Giftköder an der Salzach: Polizei rät zur Vorsicht

Eine besonders grausame Falle für Vierbeiner hat eine Bewohnerin am Josef-Mayburger-Kai in Salzburg entdeckt: Zwei mal zwei Zentimeter große und auf einem Nylon-Band, durch das Hunde innerlich verbluten können, aufgefädelte Speckstücke sollten den Tieren zum Verhängnis werden. Bereits zum vierten Mal innerhalb kürzester Zeit wurden verdächtige Fleischstücke ausgelegt.

Der nächtliche Spaziergang einer 50-jährigen Itzlingerin könnte vielen Hunden das Leben gerettet haben: Am Sonntag gegen 22 Uhr fand sie an der Salzachböschung einen seltsamen Klumpen Fleisch und brachte ihn zur Polizei.

Polizei ruft Hundehalter zur Vorsicht auf
Schnell war klar, dass es sich dabei um einen Hundeköder handelt. "Wir wissen bisher aber weder, ob das Fleisch zusätzlich mit Gift versehen war noch wer den grausamen Köder ausgelegt hat und ob es weitere Fallen gibt", sagt Polizeisprecher Ortwin Lamprecht.
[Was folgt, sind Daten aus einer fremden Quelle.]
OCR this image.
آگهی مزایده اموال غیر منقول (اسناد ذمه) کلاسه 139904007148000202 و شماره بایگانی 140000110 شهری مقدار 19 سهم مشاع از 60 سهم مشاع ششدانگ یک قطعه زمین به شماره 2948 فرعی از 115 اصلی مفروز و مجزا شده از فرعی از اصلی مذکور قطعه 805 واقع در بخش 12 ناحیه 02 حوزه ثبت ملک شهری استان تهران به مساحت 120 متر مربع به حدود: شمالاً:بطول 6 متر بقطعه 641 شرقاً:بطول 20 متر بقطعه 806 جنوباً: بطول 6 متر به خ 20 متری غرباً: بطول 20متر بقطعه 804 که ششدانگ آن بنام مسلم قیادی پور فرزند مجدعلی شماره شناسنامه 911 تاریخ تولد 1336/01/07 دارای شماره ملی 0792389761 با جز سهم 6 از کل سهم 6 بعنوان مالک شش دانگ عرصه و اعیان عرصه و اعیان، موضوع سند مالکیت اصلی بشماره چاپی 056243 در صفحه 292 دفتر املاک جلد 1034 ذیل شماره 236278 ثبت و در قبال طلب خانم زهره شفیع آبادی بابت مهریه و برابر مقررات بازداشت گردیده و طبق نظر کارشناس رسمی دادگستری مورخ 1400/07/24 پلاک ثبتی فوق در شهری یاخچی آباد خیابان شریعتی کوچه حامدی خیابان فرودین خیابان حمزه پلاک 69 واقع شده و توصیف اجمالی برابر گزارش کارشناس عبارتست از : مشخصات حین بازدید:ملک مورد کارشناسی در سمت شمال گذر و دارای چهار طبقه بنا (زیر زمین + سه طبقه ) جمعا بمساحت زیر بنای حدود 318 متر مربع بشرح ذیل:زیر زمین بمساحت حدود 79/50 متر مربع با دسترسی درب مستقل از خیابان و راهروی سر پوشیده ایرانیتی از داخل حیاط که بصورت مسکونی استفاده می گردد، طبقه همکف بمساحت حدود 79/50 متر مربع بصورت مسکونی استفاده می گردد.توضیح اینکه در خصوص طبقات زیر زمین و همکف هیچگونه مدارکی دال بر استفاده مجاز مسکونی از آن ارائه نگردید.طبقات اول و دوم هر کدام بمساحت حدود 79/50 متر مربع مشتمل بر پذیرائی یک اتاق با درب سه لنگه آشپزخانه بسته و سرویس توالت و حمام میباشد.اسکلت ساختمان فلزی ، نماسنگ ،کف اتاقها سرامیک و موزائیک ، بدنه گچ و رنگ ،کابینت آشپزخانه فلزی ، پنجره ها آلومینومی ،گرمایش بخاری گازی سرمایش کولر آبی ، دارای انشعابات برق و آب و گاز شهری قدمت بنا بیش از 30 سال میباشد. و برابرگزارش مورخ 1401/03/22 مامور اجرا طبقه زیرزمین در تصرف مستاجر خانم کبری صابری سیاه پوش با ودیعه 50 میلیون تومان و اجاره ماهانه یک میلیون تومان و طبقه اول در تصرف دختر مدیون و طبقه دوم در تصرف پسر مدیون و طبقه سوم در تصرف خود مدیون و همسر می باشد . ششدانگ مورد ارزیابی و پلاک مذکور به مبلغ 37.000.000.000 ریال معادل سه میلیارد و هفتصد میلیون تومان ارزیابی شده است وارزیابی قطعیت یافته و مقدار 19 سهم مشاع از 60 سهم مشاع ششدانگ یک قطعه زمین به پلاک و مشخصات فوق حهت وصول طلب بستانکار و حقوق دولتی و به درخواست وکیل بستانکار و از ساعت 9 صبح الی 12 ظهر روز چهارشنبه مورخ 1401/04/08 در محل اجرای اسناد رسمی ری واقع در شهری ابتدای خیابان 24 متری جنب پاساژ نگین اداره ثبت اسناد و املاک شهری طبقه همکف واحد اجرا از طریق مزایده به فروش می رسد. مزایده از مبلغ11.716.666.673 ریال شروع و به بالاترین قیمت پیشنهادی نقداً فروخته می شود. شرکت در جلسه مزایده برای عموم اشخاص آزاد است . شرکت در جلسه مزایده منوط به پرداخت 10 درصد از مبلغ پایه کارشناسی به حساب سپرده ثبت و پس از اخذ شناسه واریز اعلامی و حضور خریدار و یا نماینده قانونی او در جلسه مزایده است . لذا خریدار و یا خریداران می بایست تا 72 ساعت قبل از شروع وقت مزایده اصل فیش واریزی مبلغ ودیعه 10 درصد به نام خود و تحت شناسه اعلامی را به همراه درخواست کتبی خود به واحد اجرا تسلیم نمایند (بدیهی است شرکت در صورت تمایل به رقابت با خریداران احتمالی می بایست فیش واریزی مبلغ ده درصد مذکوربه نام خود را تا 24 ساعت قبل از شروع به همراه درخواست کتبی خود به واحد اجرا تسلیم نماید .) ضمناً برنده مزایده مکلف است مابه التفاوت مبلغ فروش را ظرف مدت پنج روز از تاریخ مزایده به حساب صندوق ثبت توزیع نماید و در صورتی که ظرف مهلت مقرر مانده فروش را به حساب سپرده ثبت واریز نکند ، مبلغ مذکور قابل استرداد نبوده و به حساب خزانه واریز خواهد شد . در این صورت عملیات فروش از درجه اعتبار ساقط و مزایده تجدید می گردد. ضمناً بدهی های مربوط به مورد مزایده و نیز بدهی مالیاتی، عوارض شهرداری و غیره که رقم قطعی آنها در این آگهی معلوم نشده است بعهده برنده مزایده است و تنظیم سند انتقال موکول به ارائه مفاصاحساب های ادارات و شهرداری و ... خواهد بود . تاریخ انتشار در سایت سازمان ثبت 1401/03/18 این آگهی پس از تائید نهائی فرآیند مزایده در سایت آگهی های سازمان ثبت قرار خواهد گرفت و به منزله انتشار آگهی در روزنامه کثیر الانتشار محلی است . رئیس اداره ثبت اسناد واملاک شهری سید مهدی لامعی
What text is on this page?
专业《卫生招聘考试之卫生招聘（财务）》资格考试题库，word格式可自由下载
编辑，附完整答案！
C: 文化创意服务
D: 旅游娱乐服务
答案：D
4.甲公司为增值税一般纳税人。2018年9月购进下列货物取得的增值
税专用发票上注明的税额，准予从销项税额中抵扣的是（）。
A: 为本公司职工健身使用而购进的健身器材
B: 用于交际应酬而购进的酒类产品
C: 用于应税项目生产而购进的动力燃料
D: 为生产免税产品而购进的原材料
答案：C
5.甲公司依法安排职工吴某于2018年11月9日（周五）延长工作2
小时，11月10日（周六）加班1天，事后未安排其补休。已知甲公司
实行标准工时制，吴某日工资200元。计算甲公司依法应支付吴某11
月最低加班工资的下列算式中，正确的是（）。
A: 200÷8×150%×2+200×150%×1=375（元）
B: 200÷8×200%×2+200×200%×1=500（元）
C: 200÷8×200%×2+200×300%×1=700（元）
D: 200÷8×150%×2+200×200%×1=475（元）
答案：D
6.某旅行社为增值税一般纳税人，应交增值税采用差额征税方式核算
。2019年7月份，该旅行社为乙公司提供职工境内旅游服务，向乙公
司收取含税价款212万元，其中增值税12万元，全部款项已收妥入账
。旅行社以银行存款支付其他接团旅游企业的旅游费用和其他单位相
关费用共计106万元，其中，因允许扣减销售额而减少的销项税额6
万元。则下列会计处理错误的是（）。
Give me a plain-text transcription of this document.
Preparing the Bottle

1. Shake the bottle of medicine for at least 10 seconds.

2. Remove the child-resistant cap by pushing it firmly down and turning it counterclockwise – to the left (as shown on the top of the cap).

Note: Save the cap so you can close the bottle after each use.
Hundebesitzer sollten daher in den kommenden Tagen besonders vorsichtig sein.

Tierärzte stehen manchen Ködern machtlos gegenüber
Wird ein solcher Köder von einem Hund gefressen, ohne dass es vom Besitzer bemerkt wird, besteht kaum mehr Hoffnung für den Vierbeiner. "Fleischstücke und ein dünnes Nylon-Band können beim Röntgen nicht gesehen werden. Der Arzt kann also kaum etwas machen", erklärt Tierärztin Anja Hofbauer. Das dünne Band würde den Darm des Hundes durchtrennen – dadurch würde der Vierbeiner innerlich verbluten.

Pinscherdame fraß mit Nagel gespicktes Fleisch
Vorsicht ist aber auch bei allen anderen Ködern geboten, denn die Vorfälle mit präpariertem Fleisch häufen sich: Erst Anfang März wurde eine Hündin nur knapp vor dem Ersticken gerettet. Die Pinscher-Dame fraß einen ausgelegten Köder, in dem ein Nagel versteckt war.

Eigene Seminare zum Thema "Futter-Verweigerung"
Die Tierärztin rät, die Hunde darauf abzurichten, ihre Beute vor dem Fressen vorzuzeigen. Dafür werden bereits sogenannte Futter-Verweigerungs-Seminare angeboten. "Die einfachste Möglichkeit wäre es jedoch, den Tieren bei jedem Auslauf im freien Gelände einen Maulkorb anzuziehen", sagt Hofbauer.